Dia desses, Sérgio Sá Leitão, da RioFilme, escreveu um artigo na página de Opinião explicando porque a realização de um filme como “Velozes e furiosos 5” é importante para o Rio. Disse quanto dinheiro a cidade ganhou e quantos empregos foram gerados. Ora, quando o CEO de uma distribuidora municipal que promove a cidade no exterior se vê obrigado a dar este tipo de explicação, ninguém precisa assistir ao filme em questão para saber que lá vem chumbo.

Dito e feito. “VF5” perpetua todos os clichês dos quais a cidade tenta, a duras penas, se livrar. Ele começa com uma fuga espetacular nos Estados Unidos, depois da qual imagens de jornais televisivos mostram âncoras se perguntando onde estará o meliante. Corta. Linda aérea do Rio, com o Cristo em primeiro plano e todos aqueles etceteras que a gente já conhece. Na sequência, o bandido chega a uma favela onde todos andam armados e têm sotaque espanhol.

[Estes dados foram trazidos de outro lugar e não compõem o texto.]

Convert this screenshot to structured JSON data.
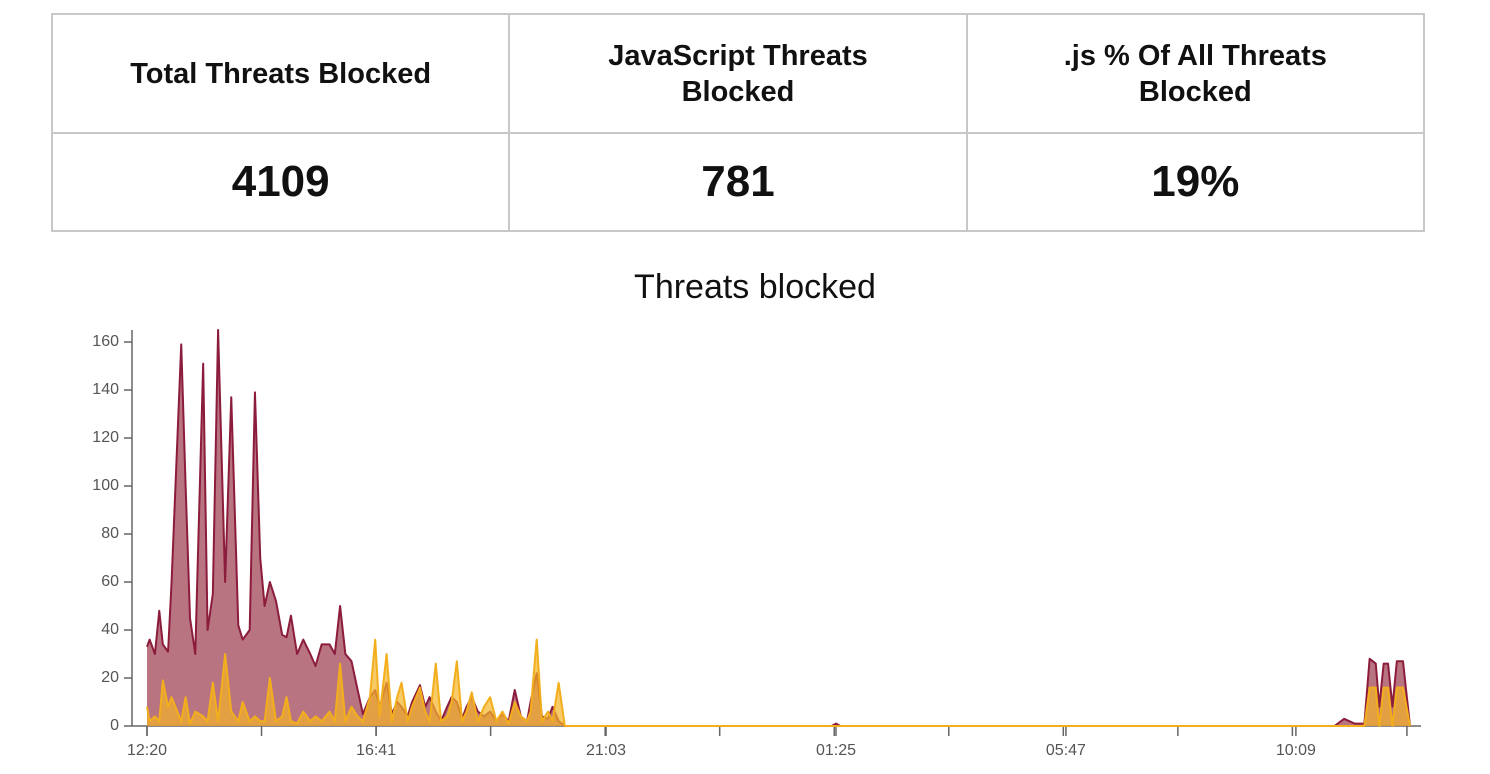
{
  "stats": {
    "headers": [
      "Total Threats Blocked",
      "JavaScript Threats Blocked",
      ".js % Of All Threats Blocked"
    ],
    "values": [
      "4109",
      "781",
      "19%"
    ]
  },
  "chart_data": {
    "type": "area",
    "title": "Threats blocked",
    "x": [
      "12:20",
      "12:23",
      "12:29",
      "12:34",
      "12:38",
      "12:44",
      "12:48",
      "12:59",
      "13:04",
      "13:09",
      "13:15",
      "13:24",
      "13:29",
      "13:35",
      "13:41",
      "13:49",
      "13:56",
      "14:04",
      "14:09",
      "14:17",
      "14:23",
      "14:29",
      "14:34",
      "14:40",
      "14:47",
      "14:54",
      "14:59",
      "15:04",
      "15:11",
      "15:18",
      "15:26",
      "15:32",
      "15:39",
      "15:48",
      "15:54",
      "16:00",
      "16:06",
      "16:13",
      "16:20",
      "16:26",
      "16:34",
      "16:40",
      "16:45",
      "16:53",
      "16:59",
      "17:05",
      "17:10",
      "17:17",
      "17:22",
      "17:31",
      "17:37",
      "17:42",
      "17:49",
      "17:55",
      "18:02",
      "18:07",
      "18:13",
      "18:19",
      "18:24",
      "18:30",
      "18:37",
      "18:44",
      "18:51",
      "18:58",
      "19:05",
      "19:12",
      "19:19",
      "19:26",
      "19:33",
      "19:37",
      "19:44",
      "19:50",
      "19:57",
      "20:02",
      "20:09",
      "20:16",
      "21:03",
      "01:20",
      "01:25",
      "01:30",
      "10:53",
      "11:04",
      "11:16",
      "11:27",
      "11:33",
      "11:40",
      "11:44",
      "11:49",
      "11:54",
      "11:59",
      "12:04",
      "12:11",
      "12:19"
    ],
    "series": [
      {
        "color": "#8c1c3c",
        "values": [
          33,
          36,
          30,
          48,
          34,
          31,
          60,
          159,
          100,
          45,
          30,
          151,
          40,
          55,
          165,
          60,
          137,
          42,
          36,
          40,
          139,
          70,
          50,
          60,
          52,
          38,
          37,
          46,
          30,
          36,
          30,
          25,
          34,
          34,
          30,
          50,
          30,
          27,
          15,
          5,
          12,
          15,
          8,
          18,
          5,
          10,
          8,
          4,
          10,
          17,
          8,
          12,
          6,
          2,
          8,
          12,
          10,
          3,
          8,
          12,
          6,
          4,
          6,
          2,
          5,
          2,
          15,
          4,
          2,
          10,
          22,
          4,
          3,
          8,
          2,
          0,
          0,
          0,
          1,
          0,
          0,
          3,
          1,
          1,
          28,
          26,
          8,
          26,
          26,
          8,
          27,
          27,
          0
        ]
      },
      {
        "color": "#f2ae1c",
        "values": [
          8,
          2,
          4,
          2,
          19,
          8,
          12,
          2,
          12,
          1,
          6,
          4,
          2,
          18,
          2,
          30,
          6,
          2,
          10,
          2,
          4,
          2,
          2,
          20,
          2,
          4,
          12,
          2,
          1,
          6,
          2,
          4,
          2,
          6,
          2,
          26,
          2,
          8,
          4,
          2,
          12,
          36,
          4,
          30,
          2,
          12,
          18,
          2,
          8,
          16,
          6,
          2,
          26,
          2,
          4,
          10,
          27,
          2,
          6,
          14,
          2,
          8,
          12,
          2,
          6,
          1,
          10,
          4,
          2,
          6,
          36,
          2,
          6,
          2,
          18,
          0,
          0,
          0,
          0,
          0,
          0,
          0,
          0,
          0,
          16,
          16,
          0,
          16,
          16,
          0,
          16,
          16,
          0
        ]
      }
    ],
    "xlim": [
      "12:20",
      "12:19"
    ],
    "xticks": [
      "12:20",
      "16:41",
      "21:03",
      "01:25",
      "05:47",
      "10:09"
    ],
    "ylim": [
      0,
      165
    ],
    "yticks": [
      0,
      20,
      40,
      60,
      80,
      100,
      120,
      140,
      160
    ]
  }
}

Claro: “VF5” foi filmado em Porto Rico. O elenco passou quatro dias apenas no Rio, só para dar um clima, mas para qualquer brasileiro em geral, e carioca em particular, a ambientação é mais falsa do que uma nota de três. Ao contrário de “Bossa Nova”, onde todo mundo tinha vista para a praia de Ipanema, mesmo quando morava no Flamengo, em “VF5” todo mundo tem vista para a favela, mesmo quando mora no Leblon. Tirando as famigeradas aéreas e algumas cenas de favela, nada mais é reconhecível como Rio, a começar pelos veículos da polícia, uns carrões lindos, mas perfeitamente ridículos, diante da realidade.

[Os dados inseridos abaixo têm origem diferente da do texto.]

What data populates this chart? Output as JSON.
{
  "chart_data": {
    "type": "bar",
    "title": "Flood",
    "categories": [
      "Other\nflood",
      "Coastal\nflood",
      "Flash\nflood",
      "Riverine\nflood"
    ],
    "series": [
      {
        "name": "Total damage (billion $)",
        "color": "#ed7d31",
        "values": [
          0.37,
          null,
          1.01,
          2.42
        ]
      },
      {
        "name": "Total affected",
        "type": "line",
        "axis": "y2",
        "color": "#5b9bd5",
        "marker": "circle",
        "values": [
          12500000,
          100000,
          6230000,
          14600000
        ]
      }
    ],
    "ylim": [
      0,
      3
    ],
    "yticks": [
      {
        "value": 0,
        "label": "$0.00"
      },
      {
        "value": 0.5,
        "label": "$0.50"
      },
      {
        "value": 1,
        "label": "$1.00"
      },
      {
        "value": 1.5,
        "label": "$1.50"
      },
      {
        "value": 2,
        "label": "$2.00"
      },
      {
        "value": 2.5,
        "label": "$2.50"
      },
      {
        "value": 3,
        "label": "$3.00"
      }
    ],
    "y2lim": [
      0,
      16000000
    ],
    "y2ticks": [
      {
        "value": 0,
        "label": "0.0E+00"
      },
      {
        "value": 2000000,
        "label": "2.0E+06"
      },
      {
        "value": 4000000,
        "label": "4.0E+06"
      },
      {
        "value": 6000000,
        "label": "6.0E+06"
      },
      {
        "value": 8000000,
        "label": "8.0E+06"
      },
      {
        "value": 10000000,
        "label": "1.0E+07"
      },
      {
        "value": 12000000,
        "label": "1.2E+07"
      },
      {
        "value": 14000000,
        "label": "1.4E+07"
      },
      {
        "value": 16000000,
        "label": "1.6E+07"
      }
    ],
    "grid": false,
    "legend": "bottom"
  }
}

O suposto dono da cidade é o ator português Joaquim de Almeida, fazendo o papel de um tipo chamado Hernan Reyes (!), sempre vestido de mafioso italiano de filme B. Hernan Reyes fala “Tudo bom” em vez de “tudo bem” e luta tanto contra o seu sotaque luso que consegue o prodígio de soar ainda pior em “carioquês” do que os porto-riquenhos com quem contracena.

* * *

Não entendo isso. Gastam-se milhões de dólares para fazer um filme como “VF5”. Que diferença faria contratar um consultor brasileiro, e meia dúzia de atores locais? Aliás, já que estamos falando em dinheiro, eu gostaria que o Sérgio Sá Leitão me explicasse qual é a vantagem que um filme desses traz ao Rio, já que o grosso da grana fica em Porto Rico? Não seria melhor fazer ao contrário, filmar aqui e esculhambar com San Juan?

* * *

“Velozes e furiosos 5” é absolutamente idiota como dramaturgia, e não resiste a um mínimo de análise lógica. Sei que o público de filmes desse gênero não vai ao cinema para encontrar um bom roteiro, mas o que me espanta é que com os mesmos elementos se poderia fazer algo bem menos tosco. Os bandidos, que na verdade são os mocinhos da fita, moram mal e mal têm o que comer, mas isso não impede que convoquem comparsas do mundo inteiro, que consigam carros tunados, cofres que custam  milhões e equipamento de rastreamento de última geração.


O tom da narrativa segue o clássico estilo “Me Tarzan you Jane” com que Hollywood trata o resto do mundo. Tudo é primário e acintoso, quando não ridículo. A polícia brasileira, mirrada e corrupta até o último homem, está toda no bolso do tal Hernan Reyes. Este, moço precavido que é, só faz negócios em dinheiro, para não deixar rastros. E quando suas bocas são estouradas, qual é a moeda que aparece? Dólar, naturalmente. Para que o espectador dos Estados Unidos, imagino, entenda que aquilo é dinheiro. Argh!

* * *

Todo mundo já disse, eu sei – mas “Rio”, em compensação, é o filme mais lindo e engraçadinho dos últimos tempos. As ararinhas e demais bichos são ótimos personagens, a cidade é tratada com carinho – quem é que não gosta disso, de vez em quando? – o roteiro é simpático, competente e bem escrito. Mesmo que vocês não tenham crianças em casa como desculpa para ver filme de animação, não deixem de assistir. Poucas vezes o custo de um ingresso pagou tanta felicidade.